Notably, when Börjesson talks about planners invoking the health benefits of cycling, she means they emphasize the health of the population, not the individual. Therefore, she sees the arguments made for cycling being discriminatory against cyclists, as if their motivations should all be generalized toward the common good and not simply their own convenience of a quicker, smoother, cheaper trip.
Australians Are Wusses About the Cold. Professor Geoffrey Rose of Monash University found that in Australia, daily bike commuters tend to ride less in the winter, while more casual cyclists will usually keep biking at their normal rate, presumably able to find a few nice days each week to ride. Granted, this research [PDF] was done in Melbourne, Australia, where winters are mild. “In Denmark, they’ll cycle through three feet of snow,” Rose told me. “In Australia, if it looks like it’s going to rain, people pull the plug.”
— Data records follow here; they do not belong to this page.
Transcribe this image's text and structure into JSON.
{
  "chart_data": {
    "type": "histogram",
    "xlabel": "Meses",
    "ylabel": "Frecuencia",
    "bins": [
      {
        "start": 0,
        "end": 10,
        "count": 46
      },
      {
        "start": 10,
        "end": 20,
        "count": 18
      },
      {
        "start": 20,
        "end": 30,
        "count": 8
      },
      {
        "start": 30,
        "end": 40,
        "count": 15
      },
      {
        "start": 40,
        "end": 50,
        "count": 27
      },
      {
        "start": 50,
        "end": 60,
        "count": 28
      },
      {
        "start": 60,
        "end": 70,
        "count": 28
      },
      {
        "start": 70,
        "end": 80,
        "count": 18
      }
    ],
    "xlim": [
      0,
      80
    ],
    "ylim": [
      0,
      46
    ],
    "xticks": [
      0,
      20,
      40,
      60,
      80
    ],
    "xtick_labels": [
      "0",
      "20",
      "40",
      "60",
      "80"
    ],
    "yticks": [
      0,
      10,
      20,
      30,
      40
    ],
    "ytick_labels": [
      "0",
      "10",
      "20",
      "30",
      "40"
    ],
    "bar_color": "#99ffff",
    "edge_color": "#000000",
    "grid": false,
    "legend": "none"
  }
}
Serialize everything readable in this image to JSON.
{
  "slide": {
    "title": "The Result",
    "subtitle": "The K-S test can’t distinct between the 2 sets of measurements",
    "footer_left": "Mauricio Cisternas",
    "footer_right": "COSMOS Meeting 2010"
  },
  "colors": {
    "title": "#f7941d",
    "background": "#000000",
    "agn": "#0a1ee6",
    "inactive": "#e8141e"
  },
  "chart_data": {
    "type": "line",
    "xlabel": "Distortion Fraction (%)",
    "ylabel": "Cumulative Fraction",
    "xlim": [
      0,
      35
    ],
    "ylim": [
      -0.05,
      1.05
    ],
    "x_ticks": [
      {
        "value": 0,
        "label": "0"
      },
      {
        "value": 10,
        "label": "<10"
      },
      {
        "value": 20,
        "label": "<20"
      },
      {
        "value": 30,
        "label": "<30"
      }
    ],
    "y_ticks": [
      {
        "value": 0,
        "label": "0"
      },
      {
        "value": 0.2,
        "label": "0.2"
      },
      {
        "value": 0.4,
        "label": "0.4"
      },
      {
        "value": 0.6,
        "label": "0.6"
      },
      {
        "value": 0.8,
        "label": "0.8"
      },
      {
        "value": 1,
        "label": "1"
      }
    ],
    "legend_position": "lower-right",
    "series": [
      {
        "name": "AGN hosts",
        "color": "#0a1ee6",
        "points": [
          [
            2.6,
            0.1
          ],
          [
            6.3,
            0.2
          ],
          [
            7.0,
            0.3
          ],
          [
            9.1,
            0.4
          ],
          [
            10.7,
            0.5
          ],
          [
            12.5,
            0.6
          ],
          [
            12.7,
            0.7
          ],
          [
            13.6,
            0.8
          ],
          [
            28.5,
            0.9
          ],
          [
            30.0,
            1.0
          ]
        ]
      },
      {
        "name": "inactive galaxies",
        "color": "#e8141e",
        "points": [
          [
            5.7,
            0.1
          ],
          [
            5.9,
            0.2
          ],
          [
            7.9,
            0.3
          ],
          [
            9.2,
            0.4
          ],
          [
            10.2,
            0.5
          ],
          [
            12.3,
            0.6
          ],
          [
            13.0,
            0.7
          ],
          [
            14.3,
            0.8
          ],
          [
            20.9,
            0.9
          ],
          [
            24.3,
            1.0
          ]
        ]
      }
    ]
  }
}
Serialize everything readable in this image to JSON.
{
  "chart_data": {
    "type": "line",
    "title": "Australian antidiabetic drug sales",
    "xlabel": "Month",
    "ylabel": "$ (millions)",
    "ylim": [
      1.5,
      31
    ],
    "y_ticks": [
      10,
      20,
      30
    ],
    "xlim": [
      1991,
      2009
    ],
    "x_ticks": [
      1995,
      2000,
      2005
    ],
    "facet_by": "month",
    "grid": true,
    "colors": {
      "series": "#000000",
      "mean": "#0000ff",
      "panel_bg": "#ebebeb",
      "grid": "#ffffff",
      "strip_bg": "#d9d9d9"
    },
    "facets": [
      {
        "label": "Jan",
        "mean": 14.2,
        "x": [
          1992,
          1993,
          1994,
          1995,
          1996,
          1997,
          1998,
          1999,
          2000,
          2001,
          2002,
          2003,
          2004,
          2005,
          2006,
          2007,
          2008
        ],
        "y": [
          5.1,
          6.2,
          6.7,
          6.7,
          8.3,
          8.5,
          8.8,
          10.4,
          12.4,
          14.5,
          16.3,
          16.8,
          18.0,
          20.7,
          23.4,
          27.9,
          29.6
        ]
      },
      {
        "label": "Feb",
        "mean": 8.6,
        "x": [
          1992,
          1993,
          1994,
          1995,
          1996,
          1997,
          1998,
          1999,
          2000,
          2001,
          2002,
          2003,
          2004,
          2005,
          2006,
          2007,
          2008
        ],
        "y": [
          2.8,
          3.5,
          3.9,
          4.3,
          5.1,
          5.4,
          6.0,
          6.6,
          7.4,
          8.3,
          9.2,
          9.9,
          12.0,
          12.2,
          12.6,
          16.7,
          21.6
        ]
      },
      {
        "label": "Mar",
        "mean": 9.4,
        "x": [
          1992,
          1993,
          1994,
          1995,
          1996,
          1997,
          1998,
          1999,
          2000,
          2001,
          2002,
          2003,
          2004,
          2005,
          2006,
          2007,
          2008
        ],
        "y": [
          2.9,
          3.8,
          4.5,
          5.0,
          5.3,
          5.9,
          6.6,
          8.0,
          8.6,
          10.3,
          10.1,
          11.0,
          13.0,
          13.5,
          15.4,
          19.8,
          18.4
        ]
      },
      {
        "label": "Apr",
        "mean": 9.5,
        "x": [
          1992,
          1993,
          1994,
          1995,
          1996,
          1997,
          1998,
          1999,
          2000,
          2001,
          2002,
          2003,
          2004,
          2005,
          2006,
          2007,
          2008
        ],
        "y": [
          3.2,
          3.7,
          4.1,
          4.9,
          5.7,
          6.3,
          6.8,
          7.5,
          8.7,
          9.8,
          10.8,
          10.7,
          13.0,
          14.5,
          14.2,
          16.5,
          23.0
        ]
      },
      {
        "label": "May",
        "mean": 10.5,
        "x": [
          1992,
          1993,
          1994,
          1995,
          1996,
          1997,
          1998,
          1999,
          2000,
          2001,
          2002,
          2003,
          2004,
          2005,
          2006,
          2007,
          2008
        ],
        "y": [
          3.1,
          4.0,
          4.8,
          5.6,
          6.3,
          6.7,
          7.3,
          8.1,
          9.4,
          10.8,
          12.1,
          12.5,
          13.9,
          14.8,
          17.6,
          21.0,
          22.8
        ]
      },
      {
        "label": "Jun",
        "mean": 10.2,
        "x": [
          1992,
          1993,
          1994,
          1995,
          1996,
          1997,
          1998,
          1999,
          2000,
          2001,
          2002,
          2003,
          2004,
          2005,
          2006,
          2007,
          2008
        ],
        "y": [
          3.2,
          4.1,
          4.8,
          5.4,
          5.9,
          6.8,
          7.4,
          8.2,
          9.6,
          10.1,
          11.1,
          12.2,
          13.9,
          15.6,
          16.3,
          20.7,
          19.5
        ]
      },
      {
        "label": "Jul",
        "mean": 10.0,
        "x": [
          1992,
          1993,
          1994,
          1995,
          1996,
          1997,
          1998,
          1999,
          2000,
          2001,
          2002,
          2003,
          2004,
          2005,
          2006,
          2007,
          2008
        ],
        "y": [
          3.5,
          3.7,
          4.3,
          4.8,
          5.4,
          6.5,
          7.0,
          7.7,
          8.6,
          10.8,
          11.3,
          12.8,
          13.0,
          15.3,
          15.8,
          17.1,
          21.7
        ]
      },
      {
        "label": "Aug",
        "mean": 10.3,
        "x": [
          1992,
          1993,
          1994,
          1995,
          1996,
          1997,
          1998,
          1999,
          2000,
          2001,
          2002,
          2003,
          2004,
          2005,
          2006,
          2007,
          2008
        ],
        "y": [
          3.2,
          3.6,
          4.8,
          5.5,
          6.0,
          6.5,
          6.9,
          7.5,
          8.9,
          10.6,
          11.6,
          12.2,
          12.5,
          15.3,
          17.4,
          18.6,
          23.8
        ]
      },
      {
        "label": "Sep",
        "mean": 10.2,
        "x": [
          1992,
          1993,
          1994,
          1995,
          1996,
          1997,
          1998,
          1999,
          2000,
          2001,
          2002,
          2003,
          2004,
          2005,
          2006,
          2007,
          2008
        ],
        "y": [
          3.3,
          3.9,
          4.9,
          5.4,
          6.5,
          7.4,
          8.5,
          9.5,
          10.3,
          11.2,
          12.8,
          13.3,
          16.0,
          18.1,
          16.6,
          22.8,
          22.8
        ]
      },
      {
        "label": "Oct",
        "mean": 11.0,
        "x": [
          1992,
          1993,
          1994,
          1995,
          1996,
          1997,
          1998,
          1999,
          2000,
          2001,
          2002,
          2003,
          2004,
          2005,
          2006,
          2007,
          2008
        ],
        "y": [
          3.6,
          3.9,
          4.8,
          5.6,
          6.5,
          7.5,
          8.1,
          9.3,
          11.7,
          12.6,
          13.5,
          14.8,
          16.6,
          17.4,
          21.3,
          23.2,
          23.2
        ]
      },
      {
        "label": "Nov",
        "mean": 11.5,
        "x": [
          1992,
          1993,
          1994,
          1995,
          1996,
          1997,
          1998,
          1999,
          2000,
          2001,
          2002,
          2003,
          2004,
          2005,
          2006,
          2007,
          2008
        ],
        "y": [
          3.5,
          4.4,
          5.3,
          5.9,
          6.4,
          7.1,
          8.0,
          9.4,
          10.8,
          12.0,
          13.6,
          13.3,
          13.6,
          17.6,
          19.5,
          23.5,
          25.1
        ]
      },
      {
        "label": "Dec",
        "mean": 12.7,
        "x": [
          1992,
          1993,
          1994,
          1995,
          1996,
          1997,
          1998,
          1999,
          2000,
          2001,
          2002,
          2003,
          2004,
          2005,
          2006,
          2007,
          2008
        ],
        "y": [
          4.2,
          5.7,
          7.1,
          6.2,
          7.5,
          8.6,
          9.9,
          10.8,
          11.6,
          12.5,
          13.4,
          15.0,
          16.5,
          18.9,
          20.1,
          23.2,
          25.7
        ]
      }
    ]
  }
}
Casual cyclists in Rose's study were 2.3 times more likely than committed ones to use a private automobile as their backup mode in bad weather, while committed cyclists rode transit as their backup. The upshot, Rose said, is that if the goal is to reduce miles driven, “we have to figure out what we can do to support casual cyclists.”
Of course, weather isn’t the only factor that helps a casual cyclist decide whether any given day will be a bicycle day. Activities planned before or after work, the need to carry a lot of items, the clothes required for work, and the availability of other modes are also factors – not to mention the not-insignificant issue of whether they feel like it.